The recommendation was made in light of research that has identified a link between sarcoma, a tumor of the bone or soft tissue like muscle and fat, and Li-Fraumeni syndrome.
Lisa Diller, MD
“Identification of an inherited gene alteration can sometimes help guide current treatment decisions and may also help with early detection and cancer prevention in the future,” says Carly F. Grant, MS, CGC, a genetic counselor of the Pediatric Cancer Risk Program at DF/CHCC, one of the first programs in the country that provides multidisciplinary consultative care to patients and their families whose condition or family history suggests an increased risk of cancer.
Li-Fraumeni syndrome was first described in 1969 by Dana-Farber physician-scientist Frederick Li, MD, and his mentor, Joseph F. Fraumeni Jr., MD, of the National Cancer Institute. In 1990, researchers discovered that the increased risk of cancer associated with the syndrome is caused by inherited changes in the tp53 gene – a finding that made genetic testing for Li-Fraumeni syndrome possible.

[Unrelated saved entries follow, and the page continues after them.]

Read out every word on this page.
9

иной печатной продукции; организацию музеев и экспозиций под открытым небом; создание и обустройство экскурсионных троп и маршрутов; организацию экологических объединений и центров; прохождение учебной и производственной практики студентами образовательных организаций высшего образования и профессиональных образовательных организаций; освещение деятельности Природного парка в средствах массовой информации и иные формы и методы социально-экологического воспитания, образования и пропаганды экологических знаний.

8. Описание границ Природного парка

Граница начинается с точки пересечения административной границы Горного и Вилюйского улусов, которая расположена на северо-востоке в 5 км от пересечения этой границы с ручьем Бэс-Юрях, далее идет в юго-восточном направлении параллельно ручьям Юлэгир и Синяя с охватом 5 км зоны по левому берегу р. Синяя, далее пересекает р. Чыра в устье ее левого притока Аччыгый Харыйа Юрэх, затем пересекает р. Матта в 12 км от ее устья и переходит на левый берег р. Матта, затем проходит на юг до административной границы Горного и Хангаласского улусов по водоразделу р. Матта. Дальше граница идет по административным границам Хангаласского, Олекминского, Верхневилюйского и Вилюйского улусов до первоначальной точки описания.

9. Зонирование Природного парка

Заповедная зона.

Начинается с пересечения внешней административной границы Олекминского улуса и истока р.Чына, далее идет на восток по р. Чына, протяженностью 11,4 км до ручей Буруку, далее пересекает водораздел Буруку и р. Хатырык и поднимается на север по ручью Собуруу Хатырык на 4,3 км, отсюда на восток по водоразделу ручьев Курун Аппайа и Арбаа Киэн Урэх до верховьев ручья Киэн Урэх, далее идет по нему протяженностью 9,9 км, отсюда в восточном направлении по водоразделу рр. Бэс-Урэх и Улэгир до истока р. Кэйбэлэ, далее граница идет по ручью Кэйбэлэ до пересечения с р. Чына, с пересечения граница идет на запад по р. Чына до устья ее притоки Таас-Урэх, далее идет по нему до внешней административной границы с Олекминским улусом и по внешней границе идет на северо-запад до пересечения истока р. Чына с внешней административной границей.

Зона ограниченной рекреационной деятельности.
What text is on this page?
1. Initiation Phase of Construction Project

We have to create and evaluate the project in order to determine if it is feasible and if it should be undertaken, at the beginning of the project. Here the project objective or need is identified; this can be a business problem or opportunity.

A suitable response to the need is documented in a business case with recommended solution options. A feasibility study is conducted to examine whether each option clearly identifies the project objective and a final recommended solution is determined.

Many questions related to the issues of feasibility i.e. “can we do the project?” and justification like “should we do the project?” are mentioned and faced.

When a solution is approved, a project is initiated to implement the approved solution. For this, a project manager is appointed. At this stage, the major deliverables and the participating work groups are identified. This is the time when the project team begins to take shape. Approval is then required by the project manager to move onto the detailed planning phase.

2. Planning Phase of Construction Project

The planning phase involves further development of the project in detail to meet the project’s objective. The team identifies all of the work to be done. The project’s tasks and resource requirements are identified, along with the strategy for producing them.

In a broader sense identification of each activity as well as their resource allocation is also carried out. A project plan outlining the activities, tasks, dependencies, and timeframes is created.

Cancers typically diagnosed in patients with Li-Fraumeni syndrome include breast cancer, sarcomas (including soft tissue and osteosarcomas, but not Ewing sarcoma), brain tumors, acute leukemia, and adrenal cortical carcinoma. Recently, the list has been expanded to include colon cancer and stomach cancer, following discoveries by Dana-Farber researchers Sapna Syngal, MD, MPH, Serena Masciari, MD, and Judy Garber, MD, MPH, director of Dana-Farber’s Cancer Genetics and Prevention Program. Fewer than 1,000 families with Li-Fraumeni syndrome have been identified worldwide, but research has shown that childhood sarcomas are one of the characteristic cancers associated with Li-Fraumeni syndrome.
Fewer than 10 percent of children with sarcomas harbor a tp53 mutation, and while most children inherit the tp53 mutation from a parent, it’s also possible for someone to be born with a new mutation. Individuals who carry a tp53 mutation have a 50 percent chance of passing it on to each of his or her children. There are benefits and drawbacks to genetic testing for the tp53 mutation; genetic counselors can provide families with the information they need to make informed decisions about whether or not to undergo genetic testing, as for all aspects of their child’s care.
For example, because people with Li-Fraumeni syndrome are especially sensitive to carcinogenic effects of radiation, which has been linked to the development of future cancers in some patients, knowing whether or not a child carries a tp53 mutation may influence how the care team weighs the benefits and risks of radiation treatment.
In addition, because the tp53 mutation is typically inherited, there may be other family members at risk who would also have the option of being tested. Children who test positive can then be more carefully monitored by their physicians, while adults may be advised to be screened more frequently for certain cancers, and to start screening at an earlier age.
The information may also be helpful for adults with Li-Fraumeni syndrome who are already being treated for cancer. Garber is pursuing leads suggesting that breast cancers in Li-Fraumeni syndrome patients could be treated by the targeted drug Herceptin.
While there have been few effective cancer screening methods specifically for people with Li-Fraumeni syndrome, new screening methods are emerging.
In an encouraging study published in 2008 by Garber, Masciari, Syngal, Lisa Diller, MD, and other Dana-Farber physician-scientists, PET-CT scans detected three cancers in 15 Li-Fraumeni patients who were not experiencing any symptoms.
In the coming months, Diller and a team of Dana-Farber scientists will launch a new study testing the effectiveness of rapid full-body MRI scans for children and adults with Li-Fraumeni syndrome. The goal is to learn how to find cancers early and treat them effectively in people with Li-Fraumeni syndrome.
Diller and Allison O’Neill, MD, and other Dana-Farber/Children’s Hospital Cancer Center scientists are also working to launch a national study on other screening options.
“Genetic testing may provide important information about cancer risks and medical management options that can be invaluable to a patient and their team of oncologists and specialists,” Grant says.